LE CAIRE: Les discussions au Caire en vue d'avancer vers une fin de la guerre à Gaza butent sur un différend entre mouvements palestiniens et médiateurs sur la question clef du désarmement de ce territoire et du Hamas, a appris l'AFP mardi de sources palestiniennes.

"Les consultations se poursuivent [...] dans un contexte de divergences nettes de vision [...] la question des armes restant le seul point de discorde", a déclaré à l'AFP une source politique palestinienne au fait des pourparlers.

Faisant état d'"avancées", un dirigeant de mouvement palestinien a confirmé le blocage, reconnaissant que "la question des armes est l'un des dossiers les plus sensibles qui ont été abordés" et que la balle était "dans le camp d'Israël et des médiateurs", soit l'Egypte, le Qatar et la Turquie.

Les groupes palestiniens "restent attachés" au principe selon lequel la question du désarmement doit être liée à au "retrait total d'Israël de la bande de Gaza", a-t-il ajouté.

Validé par l'ONU, le plan de paix par étapes du président américain Donald Trump en vue de mettre fin à la guerre déclenchée le 7 octobre 2023 par l'attaque sans précédent du mouvement islamiste Hamas sur Israël, n'entrevoit au contraire qu'à très long terme la possibilité d'un retrait total des troupes israéliennes, qui contrôlent aujourd'hui environ 60% de ce territoire.

Et Israël continue d'exiger un désarmement complet du Hamas et des autres groupes palestiniens avant toute progression dans la feuille de route fixée par M. Trump.

Plus tôt mardi, plusieurs sources palestiniennes impliquées dans les discussions avaient fait état d'un accord entre les différents mouvements pour que les groupes militarisés de la bande de Gaza remettent une partie de leurs armes à une instance palestinienne ad hoc, restant à créer.

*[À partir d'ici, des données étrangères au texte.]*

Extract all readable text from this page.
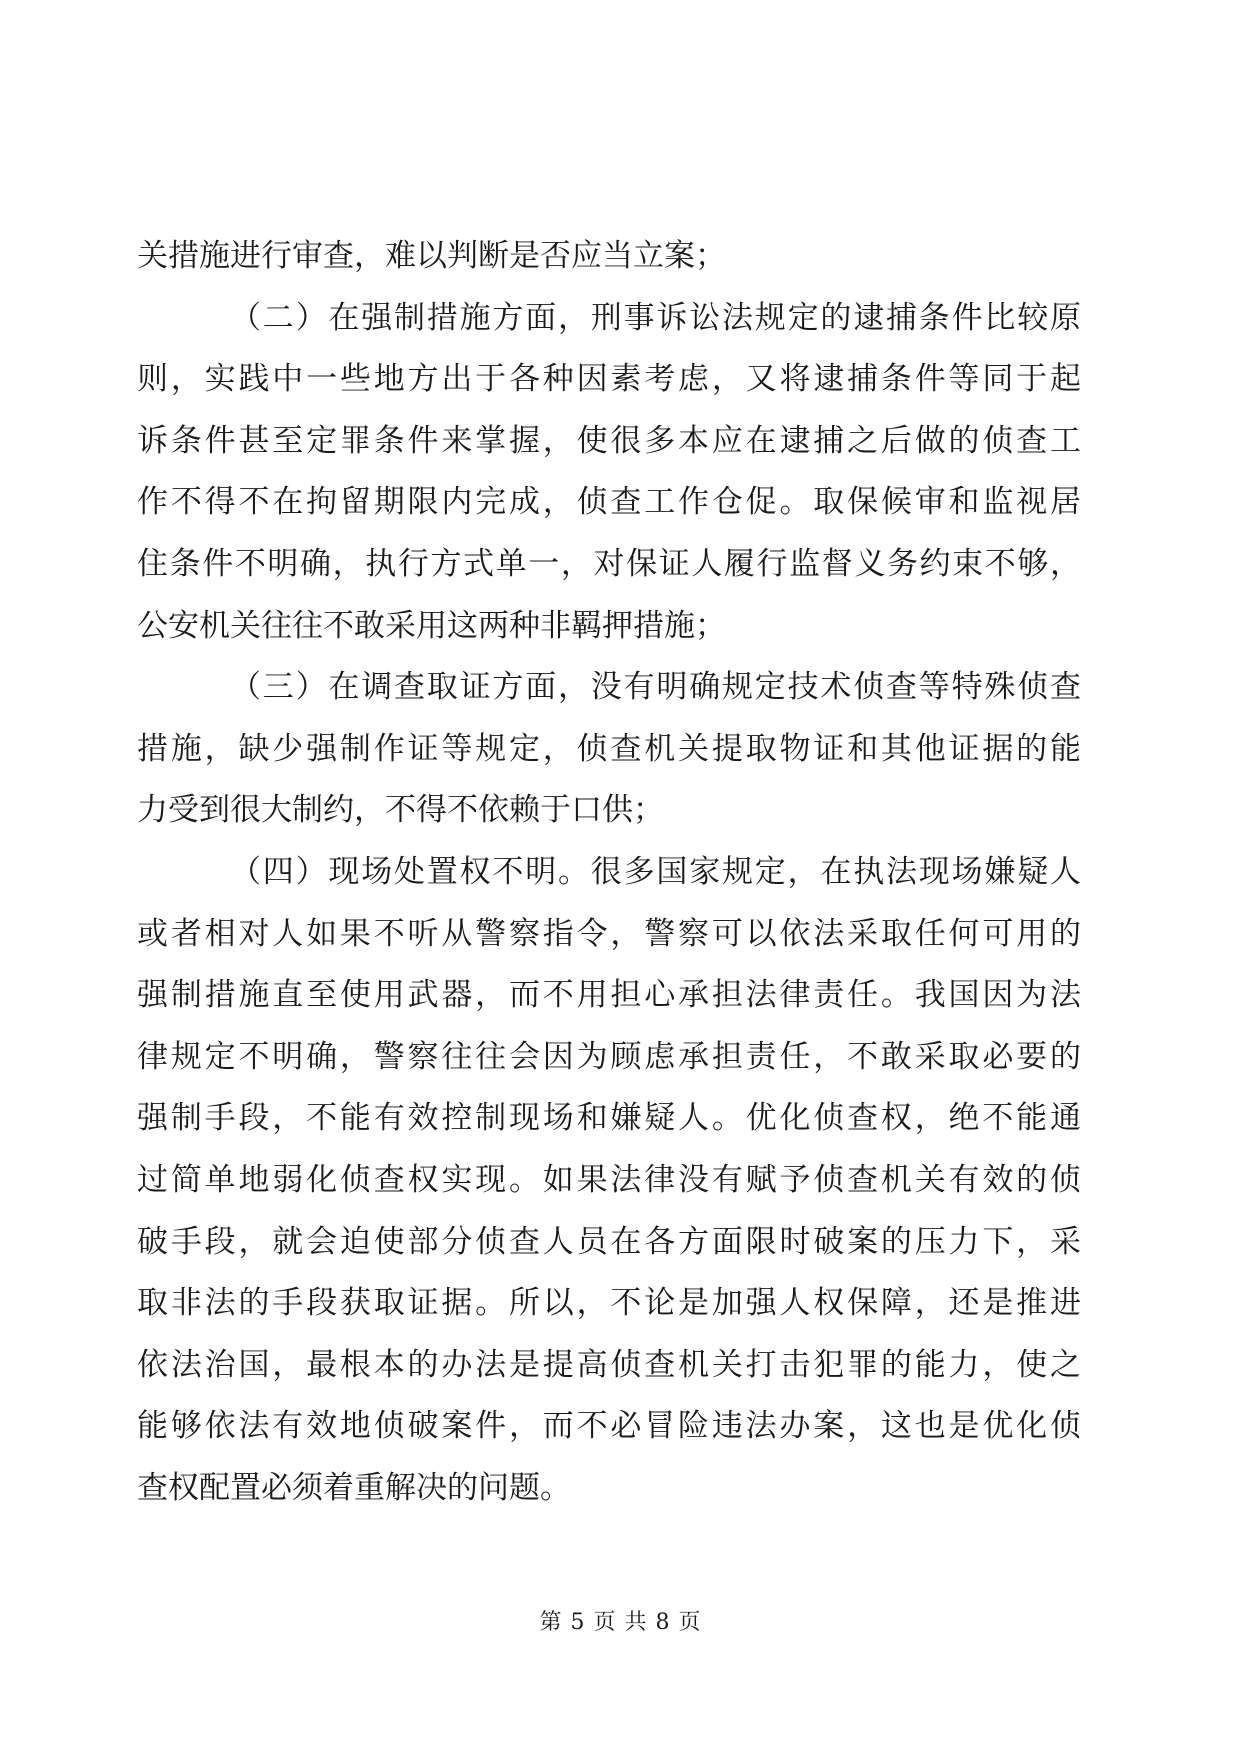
关措施进行审查，难以判断是否应当立案；
（二）在强制措施方面，刑事诉讼法规定的逮捕条件比较原
则，实践中一些地方出于各种因素考虑，又将逮捕条件等同于起
诉条件甚至定罪条件来掌握，使很多本应在逮捕之后做的侦查工
作不得不在拘留期限内完成，侦查工作仓促。取保候审和监视居
住条件不明确，执行方式单一，对保证人履行监督义务约束不够，
公安机关往往不敢采用这两种非羁押措施；
（三）在调查取证方面，没有明确规定技术侦查等特殊侦查
措施，缺少强制作证等规定，侦查机关提取物证和其他证据的能
力受到很大制约，不得不依赖于口供；
（四）现场处置权不明。很多国家规定，在执法现场嫌疑人
或者相对人如果不听从警察指令，警察可以依法采取任何可用的
强制措施直至使用武器，而不用担心承担法律责任。我国因为法
律规定不明确，警察往往会因为顾虑承担责任，不敢采取必要的
强制手段，不能有效控制现场和嫌疑人。优化侦查权，绝不能通
过简单地弱化侦查权实现。如果法律没有赋予侦查机关有效的侦
破手段，就会迫使部分侦查人员在各方面限时破案的压力下，采
取非法的手段获取证据。所以，不论是加强人权保障，还是推进
依法治国，最根本的办法是提高侦查机关打击犯罪的能力，使之
能够依法有效地侦破案件，而不必冒险违法办案，这也是优化侦
查权配置必须着重解决的问题。
第 5 页 共 8 页
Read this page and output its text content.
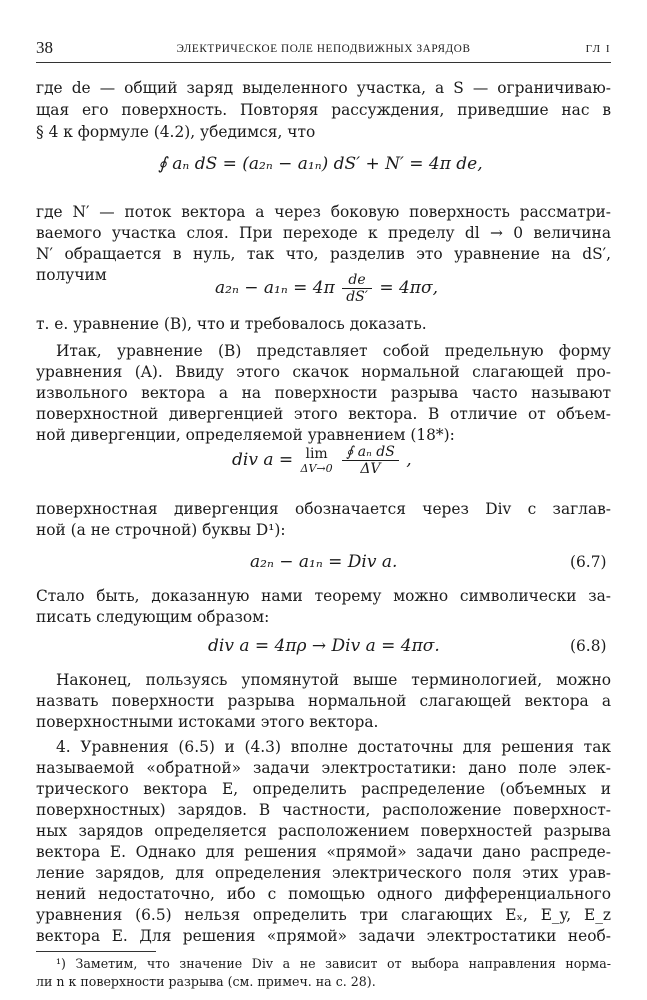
38	ЭЛЕКТРИЧЕСКОЕ ПОЛЕ НЕПОДВИЖНЫХ ЗАРЯДОВ	ГЛ I
где de — общий заряд выделенного участка, а S — ограничиваю-
щая его поверхность. Повторяя рассуждения, приведшие нас в
§ 4 к формуле (4.2), убедимся, что
∮ aₙ dS = (a₂ₙ − a₁ₙ) dS′ + N′ = 4π de,
где N′ — поток вектора a через боковую поверхность рассматри-
ваемого участка слоя. При переходе к пределу dl → 0 величина
N′ обращается в нуль, так что, разделив это уравнение на dS′,
получим
$a_{2n} - a_{1n} = 4\pi \frac{de}{dS'} = 4\pi\sigma$,
т. е. уравнение (B), что и требовалось доказать.
Итак, уравнение (B) представляет собой предельную форму
уравнения (A). Ввиду этого скачок нормальной слагающей про-
извольного вектора a на поверхности разрыва часто называют
поверхностной дивергенцией этого вектора. В отличие от объем-
ной дивергенции, определяемой уравнением (18*):
div a = lim
ΔV→0
$\frac{\text{∮ aₙ dS}}{\Delta V}$ ,
поверхностная дивергенция обозначается через Div с заглав-
ной (а не строчной) буквы D¹):
a₂ₙ − a₁ₙ = Div a.	(6.7)
Стало быть, доказанную нами теорему можно символически за-
писать следующим образом:
div a = 4πρ → Div a = 4πσ.	(6.8)
Наконец, пользуясь упомянутой выше терминологией, можно
назвать поверхности разрыва нормальной слагающей вектора a
поверхностными истоками этого вектора.
4. Уравнения (6.5) и (4.3) вполне достаточны для решения так
называемой «обратной» задачи электростатики: дано поле элек-
трического вектора E, определить распределение (объемных и
поверхностных) зарядов. В частности, расположение поверхност-
ных зарядов определяется расположением поверхностей разрыва
вектора E. Однако для решения «прямой» задачи дано распреде-
ление зарядов, для определения электрического поля этих урав-
нений недостаточно, ибо с помощью одного дифференциального
уравнения (6.5) нельзя определить три слагающих Eₓ, E_y, E_z
вектора E. Для решения «прямой» задачи электростатики необ-
¹) Заметим, что значение Div a не зависит от выбора направления норма-
ли n к поверхности разрыва (см. примеч. на с. 28).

Une telle proposition n'ayant a priori aucune chance d'être acceptée par Israël, "l'Egypte et les médiateurs travaillent à élaborer une nouvelle formule acceptable tenant compte de ce consensus", avait indiqué un des participants.

Parmi les mouvements présents au Caire figurent le Hamas, le Jihad islamique et le Front populaire de libération de la Palestine (FPLP) parmi les plus importants, mais pas le Fatah, la formation du président palestinien Mahmoud Abbas.

Les discussions du Caire se tiennent alors que les frappes israéliennes - visant, selon Israël, des membres de groupes armés - se poursuivent à un rythme quasi-quotidien en dépit du cessez-le-feu annoncé en octobre 2025.

Les parties se renvoient mutuellement la responsabilité de la situation, le Hamas accusant Israël de ne pas respecter ses engagements, notamment humanitaires.

Les pourparlers entre le Hamas et les médiateurs doivent reprendre mercredi, selon un dirigeant du mouvement islamiste.

Le Hamas a déjà plusieurs fois déclaré ne pas être opposé à rendre une partie de son arsenal, mais uniquement dans le cadre d'un processus politique palestinien.

Son ancien numéro un, Khaled Mechaal, a aussi évoqué un "gel" ou un "stockage" des armes, ce qui avait été immédiatement rejeté par Israël.